In 1633 Gibson was named a commissioner for reviewing the laws and collecting the local customs of the country. In 1640 he was elected a member of the committee of estates, and on 13 November 1641 his appointment as judge was continued under a new commission to the court. While the office of president of the College of Justice continued elective, Durie was twice chosen head of the court: for the summer session on 1 June 1642, and for the winter session of 1643. He died at his home of Durie House on 10 June 1644. Durie Castle, the family house near Leven, Fife, was burnt down in 1641 and replaced soon after by Durie House.

William Forbes, in the preface to his Journal of the Session (1714), praised Durie as "a man of a penetrating wit and clear judgment, polished and improved by much study and exercise".

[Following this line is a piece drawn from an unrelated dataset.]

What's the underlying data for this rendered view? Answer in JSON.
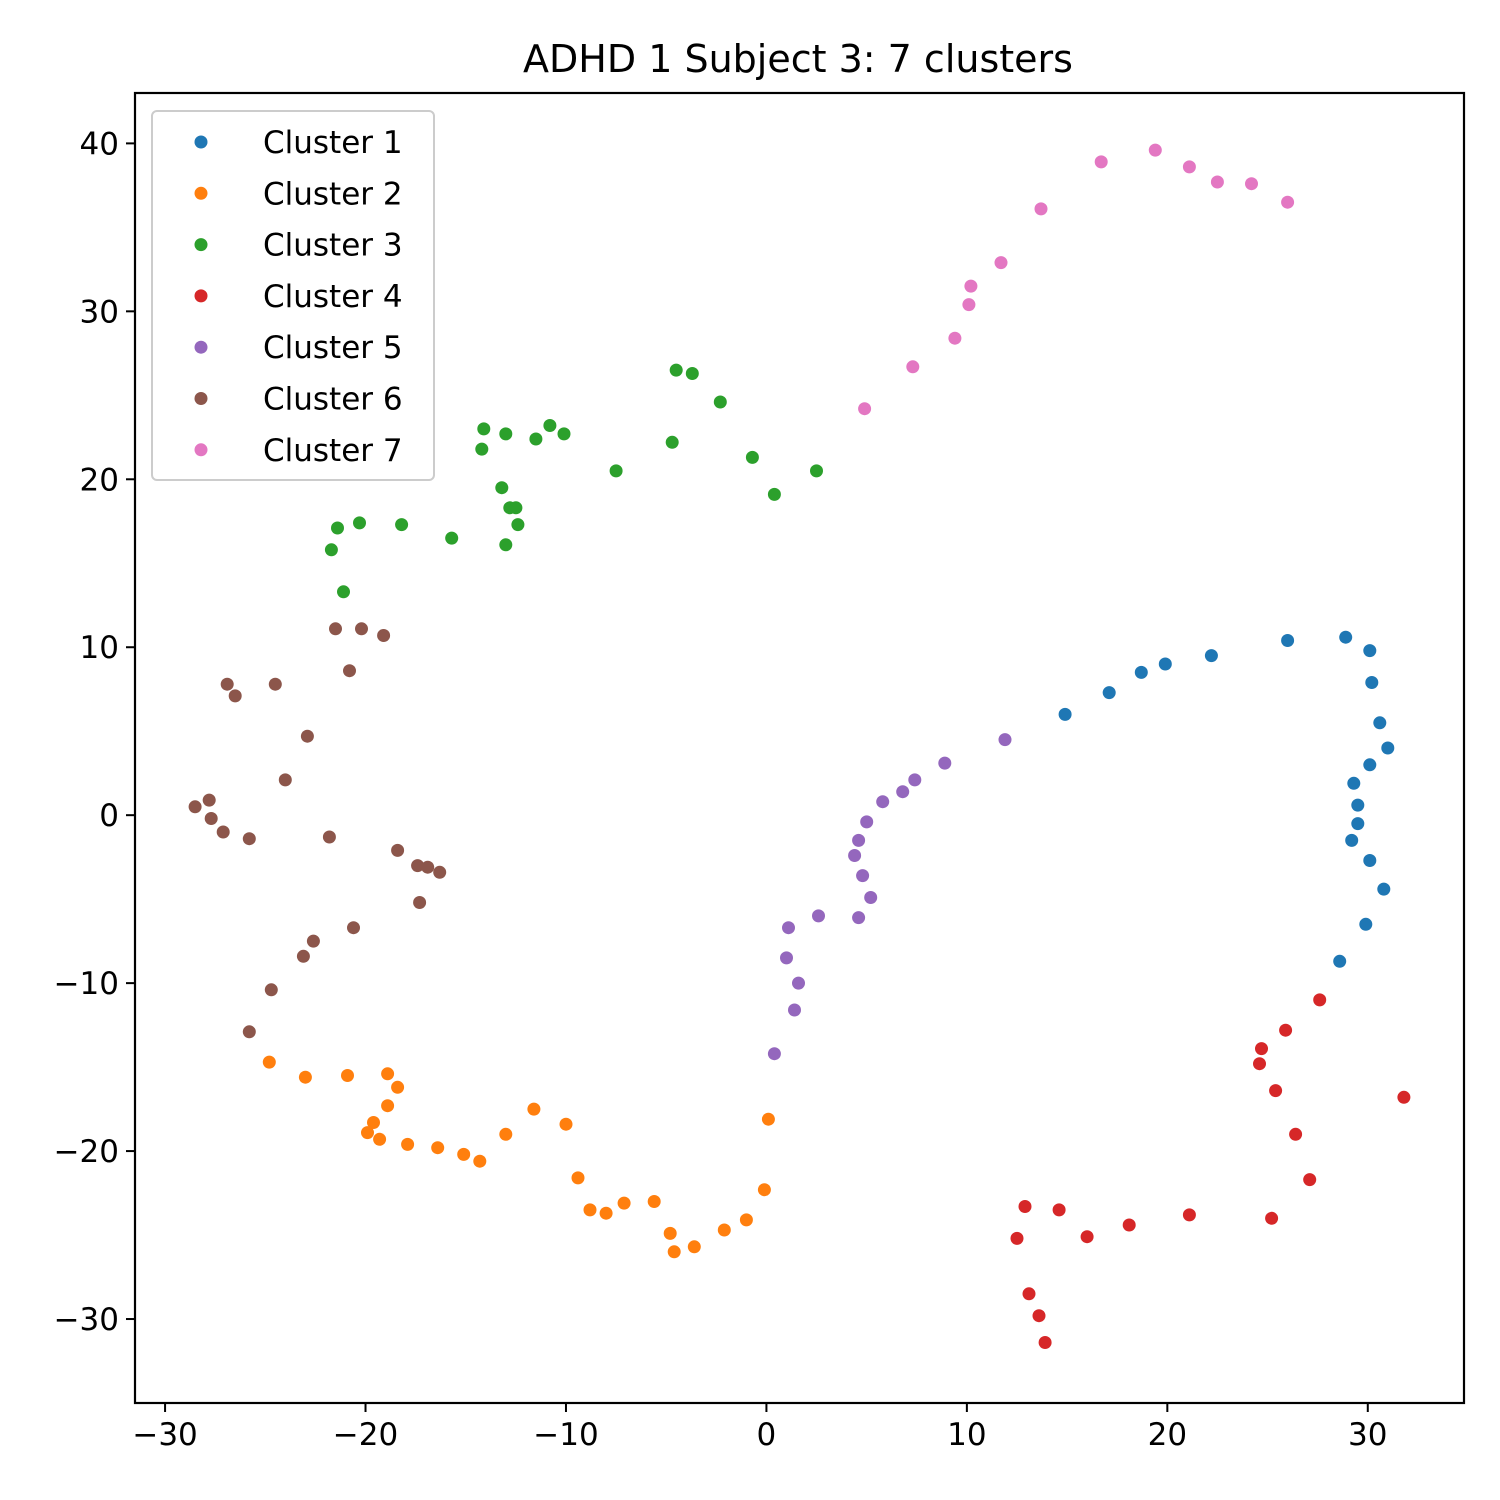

His Edinburgh mansion lay on the Royal Mile between Borthwicks Close and Old Assembly Close. The house was destroyed in the Great Fire of Edinburgh of 1824.

==Works==
From 11 July 1621, the day after his elevation to the bench, to 16 July 1642, Gibson preserved notes of decisions. They are the earliest digested collection of decisions in Scottish law, and are often referred to as "Lord Durie's Practicks". They were published by his grandson Sir Alexander Gibson, as Decisions of the Lords of Council and Session, Edinburgh, 1690.

==Family==
On 14 January 1596 he married Margaret Craig, the eldest daughter of Sir Thomas Craig of Riccarton, with whom he had three sons: Alexander Gibson II of Durie (d. 1656); Sir John Gibson of Pentland; and George Gibson of Balhousie, and a daughter, Margaret Gibson, who married Thomas Fotheringham of Powrie.

==In literature==
There is a story of Gibson being kidnapped by the Earl of Traquair, who thought him unfavourable in a cause before the court, and kept him for three months in a dark room in the country. After the case was decided, he was returned to the place where he had been seized. It forms the subject of Walter Scott's ballad of Christie's Will (see William Armstrong) in Minstrelsy of the Scottish Border. Patrick Fraser Tytler, in the appendix to his Life of Sir Thomas Craig, mentioned another version of the kidnapping of Durie in 1604, when he was a clerk of session. Tytler considered that this was a different incident.